Júlio Pomar
Em quase 20 anos de carreira, sempre em A BOLA, será anormal que uma das minhas entrevistas preferidas tenha sido a Júlio Pomar. Foi há em janeiro de 2017, depois de contacto telefónico recebido de forma desafetada.
- Terei gosto. Passe cá por casa.
Foi dito assim, como se eu já lá tivesse ido alguma vez, pelo que acabei por perguntar onde era e a que horas devia chegar. «Assim ao final da tarde.»
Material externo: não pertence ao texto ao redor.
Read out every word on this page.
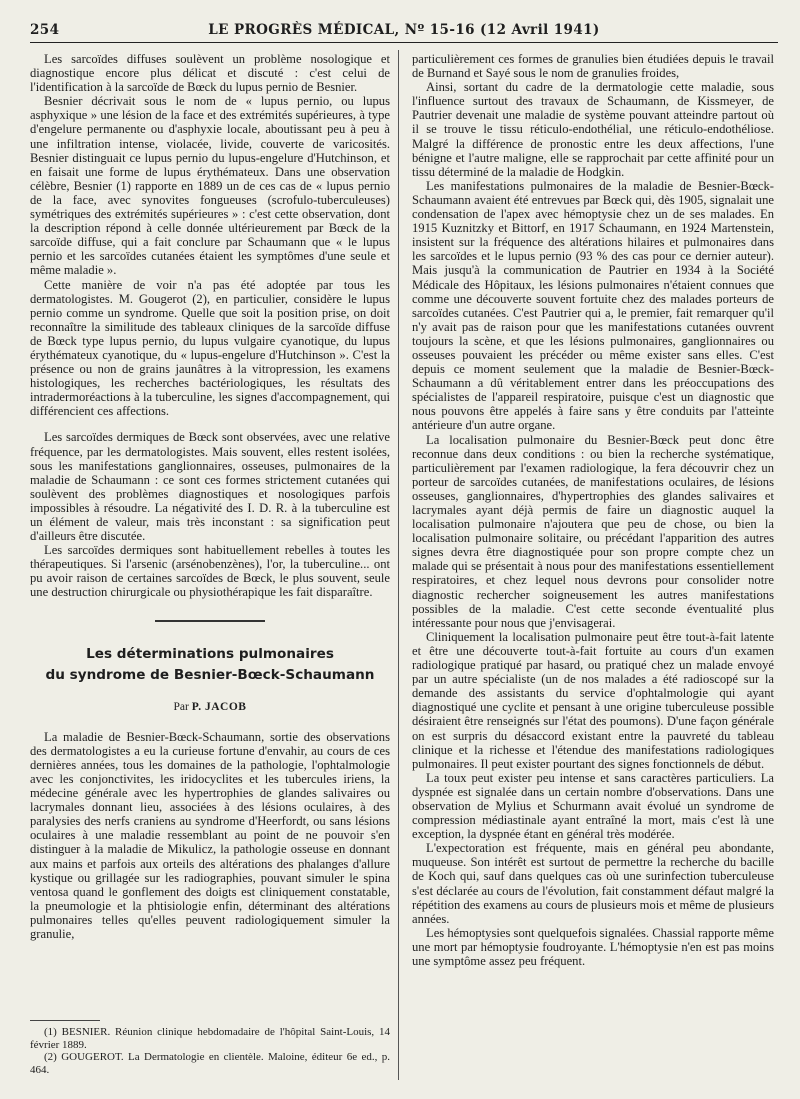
254	LE PROGRÈS MÉDICAL, Nº 15-16 (12 Avril 1941)

Les sarcoïdes diffuses soulèvent un problème nosologique et diagnostique encore plus délicat et discuté : c'est celui de l'identification à la sarcoïde de Bœck du lupus pernio de Besnier.

Besnier décrivait sous le nom de « lupus pernio, ou lupus asphyxique » une lésion de la face et des extrémités supérieures, à type d'engelure permanente ou d'asphyxie locale, aboutissant peu à peu à une infiltration intense, violacée, livide, couverte de varicosités. Besnier distinguait ce lupus pernio du lupus-engelure d'Hutchinson, et en faisait une forme de lupus érythémateux. Dans une observation célèbre, Besnier (1) rapporte en 1889 un de ces cas de « lupus pernio de la face, avec synovites fongueuses (scrofulo-tuberculeuses) symétriques des extrémités supérieures » : c'est cette observation, dont la description répond à celle donnée ultérieurement par Bœck de la sarcoïde diffuse, qui a fait conclure par Schaumann que « le lupus pernio et les sarcoïdes cutanées étaient les symptômes d'une seule et même maladie ».

Cette manière de voir n'a pas été adoptée par tous les dermatologistes. M. Gougerot (2), en particulier, considère le lupus pernio comme un syndrome. Quelle que soit la position prise, on doit reconnaître la similitude des tableaux cliniques de la sarcoïde diffuse de Bœck type lupus pernio, du lupus vulgaire cyanotique, du lupus érythémateux cyanotique, du « lupus-engelure d'Hutchinson ». C'est la présence ou non de grains jaunâtres à la vitropression, les examens histologiques, les recherches bactériologiques, les résultats des intradermoréactions à la tuberculine, les signes d'accompagnement, qui différencient ces affections.

Les sarcoïdes dermiques de Bœck sont observées, avec une relative fréquence, par les dermatologistes. Mais souvent, elles restent isolées, sous les manifestations ganglionnaires, osseuses, pulmonaires de la maladie de Schaumann : ce sont ces formes strictement cutanées qui soulèvent des problèmes diagnostiques et nosologiques parfois impossibles à résoudre. La négativité des I. D. R. à la tuberculine est un élément de valeur, mais très inconstant : sa signification peut d'ailleurs être discutée.

Les sarcoïdes dermiques sont habituellement rebelles à toutes les thérapeutiques. Si l'arsenic (arsénobenzènes), l'or, la tuberculine... ont pu avoir raison de certaines sarcoïdes de Bœck, le plus souvent, seule une destruction chirurgicale ou physiothérapique les fait disparaître.

Les déterminations pulmonaires
du syndrome de Besnier-Bœck-Schaumann
Par P. JACOB

La maladie de Besnier-Bœck-Schaumann, sortie des observations des dermatologistes a eu la curieuse fortune d'envahir, au cours de ces dernières années, tous les domaines de la pathologie, l'ophtalmologie avec les conjonctivites, les iridocyclites et les tubercules iriens, la médecine générale avec les hypertrophies de glandes salivaires ou lacrymales donnant lieu, associées à des lésions oculaires, à des paralysies des nerfs craniens au syndrome d'Heerfordt, ou sans lésions oculaires à une maladie ressemblant au point de ne pouvoir s'en distinguer à la maladie de Mikulicz, la pathologie osseuse en donnant aux mains et parfois aux orteils des altérations des phalanges d'allure kystique ou grillagée sur les radiographies, pouvant simuler le spina ventosa quand le gonflement des doigts est cliniquement constatable, la pneumologie et la phtisiologie enfin, déterminant des altérations pulmonaires telles qu'elles peuvent radiologiquement simuler la granulie,

(1) BESNIER. Réunion clinique hebdomadaire de l'hôpital Saint-Louis, 14 février 1889.

(2) GOUGEROT. La Dermatologie en clientèle. Maloine, éditeur 6e ed., p. 464.

particulièrement ces formes de granulies bien étudiées depuis le travail de Burnand et Sayé sous le nom de granulies froides,

Ainsi, sortant du cadre de la dermatologie cette maladie, sous l'influence surtout des travaux de Schaumann, de Kissmeyer, de Pautrier devenait une maladie de système pouvant atteindre partout où il se trouve le tissu réticulo-endothélial, une réticulo-endothéliose. Malgré la différence de pronostic entre les deux affections, l'une bénigne et l'autre maligne, elle se rapprochait par cette affinité pour un tissu déterminé de la maladie de Hodgkin.

Les manifestations pulmonaires de la maladie de Besnier-Bœck-Schaumann avaient été entrevues par Bœck qui, dès 1905, signalait une condensation de l'apex avec hémoptysie chez un de ses malades. En 1915 Kuznitzky et Bittorf, en 1917 Schaumann, en 1924 Martenstein, insistent sur la fréquence des altérations hilaires et pulmonaires dans les sarcoïdes et le lupus pernio (93 % des cas pour ce dernier auteur). Mais jusqu'à la communication de Pautrier en 1934 à la Société Médicale des Hôpitaux, les lésions pulmonaires n'étaient connues que comme une découverte souvent fortuite chez des malades porteurs de sarcoïdes cutanées. C'est Pautrier qui a, le premier, fait remarquer qu'il n'y avait pas de raison pour que les manifestations cutanées ouvrent toujours la scène, et que les lésions pulmonaires, ganglionnaires ou osseuses pouvaient les précéder ou même exister sans elles. C'est depuis ce moment seulement que la maladie de Besnier-Bœck-Schaumann a dû véritablement entrer dans les préoccupations des spécialistes de l'appareil respiratoire, puisque c'est un diagnostic que nous pouvons être appelés à faire sans y être conduits par l'atteinte antérieure d'un autre organe.

La localisation pulmonaire du Besnier-Bœck peut donc être reconnue dans deux conditions : ou bien la recherche systématique, particulièrement par l'examen radiologique, la fera découvrir chez un porteur de sarcoïdes cutanées, de manifestations oculaires, de lésions osseuses, ganglionnaires, d'hypertrophies des glandes salivaires et lacrymales ayant déjà permis de faire un diagnostic auquel la localisation pulmonaire n'ajoutera que peu de chose, ou bien la localisation pulmonaire solitaire, ou précédant l'apparition des autres signes devra être diagnostiquée pour son propre compte chez un malade qui se présentait à nous pour des manifestations essentiellement respiratoires, et chez lequel nous devrons pour consolider notre diagnostic rechercher soigneusement les autres manifestations possibles de la maladie. C'est cette seconde éventualité plus intéressante pour nous que j'envisagerai.

Cliniquement la localisation pulmonaire peut être tout-à-fait latente et être une découverte tout-à-fait fortuite au cours d'un examen radiologique pratiqué par hasard, ou pratiqué chez un malade envoyé par un autre spécialiste (un de nos malades a été radioscopé sur la demande des assistants du service d'ophtalmologie qui ayant diagnostiqué une cyclite et pensant à une origine tuberculeuse possible désiraient être renseignés sur l'état des poumons). D'une façon générale on est surpris du désaccord existant entre la pauvreté du tableau clinique et la richesse et l'étendue des manifestations radiologiques pulmonaires. Il peut exister pourtant des signes fonctionnels de début.

La toux peut exister peu intense et sans caractères particuliers. La dyspnée est signalée dans un certain nombre d'observations. Dans une observation de Mylius et Schurmann avait évolué un syndrome de compression médiastinale ayant entraîné la mort, mais c'est là une exception, la dyspnée étant en général très modérée.

L'expectoration est fréquente, mais en général peu abondante, muqueuse. Son intérêt est surtout de permettre la recherche du bacille de Koch qui, sauf dans quelques cas où une surinfection tuberculeuse s'est déclarée au cours de l'évolution, fait constamment défaut malgré la répétition des examens au cours de plusieurs mois et même de plusieurs années.

Les hémoptysies sont quelquefois signalées. Chassial rapporte même une mort par hémoptysie foudroyante. L'hémoptysie n'en est pas moins une symptôme assez peu fréquent.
Apontei para as seis. Cedo, percebi depois, porque me pediram para esperar num andar abaixo do ateliê, na casa de Pomar, numa sala confortável, quente, escura, iluminada por livros (nem por isso muitos sobre arte) e desenhos do artista, pequenos. Um espaço emocionantemente personalizado. E uma cozinha arrumada e um aspirador a um canto. Esperei pouco e lá me encaminharam: «Pode subir, ele está a pintar.»
Pomar vestia um robe azul-escuro e trabalhava num quadro grande, do tamanho da parede, que me parecia quase concluído, pelo que, aquando da sessão fotográfica que usaria o desenho como fundo - logo, a publicar -, lhe perguntei se isso não lhe causaria aborrecimento. Disse-me que o quadro estava mal e iria pintar tudo por cima. Não sei se o fez mas parecia zangado. Falou de pinturas e esculturas, de poemas, do Benfica, de Lisboa e Paris, do amigo Mário Soares, à data hospitalizado - «o mais corajoso e inteligente da minha geração», elogiou. Contou-me que tinha por exercício pintar de pé e até a Ronaldo, que hoje joga a final da Champions, se referiu, para me explicar que não acreditava nisso do talento nos grandes artistas.
- Só gosto de desenhar, sabe. E, como gosto, desenhei toda a minha vida. É apenas uma insistência, uma prática, um gosto que se trabalha. Desde os 9 anos que faço desenhos em tudo o que posso. Mesmo assim, já velhos, na verdade creio que nunca sabemos se houve alguma coisa em nós além disso, desse gosto, compreende?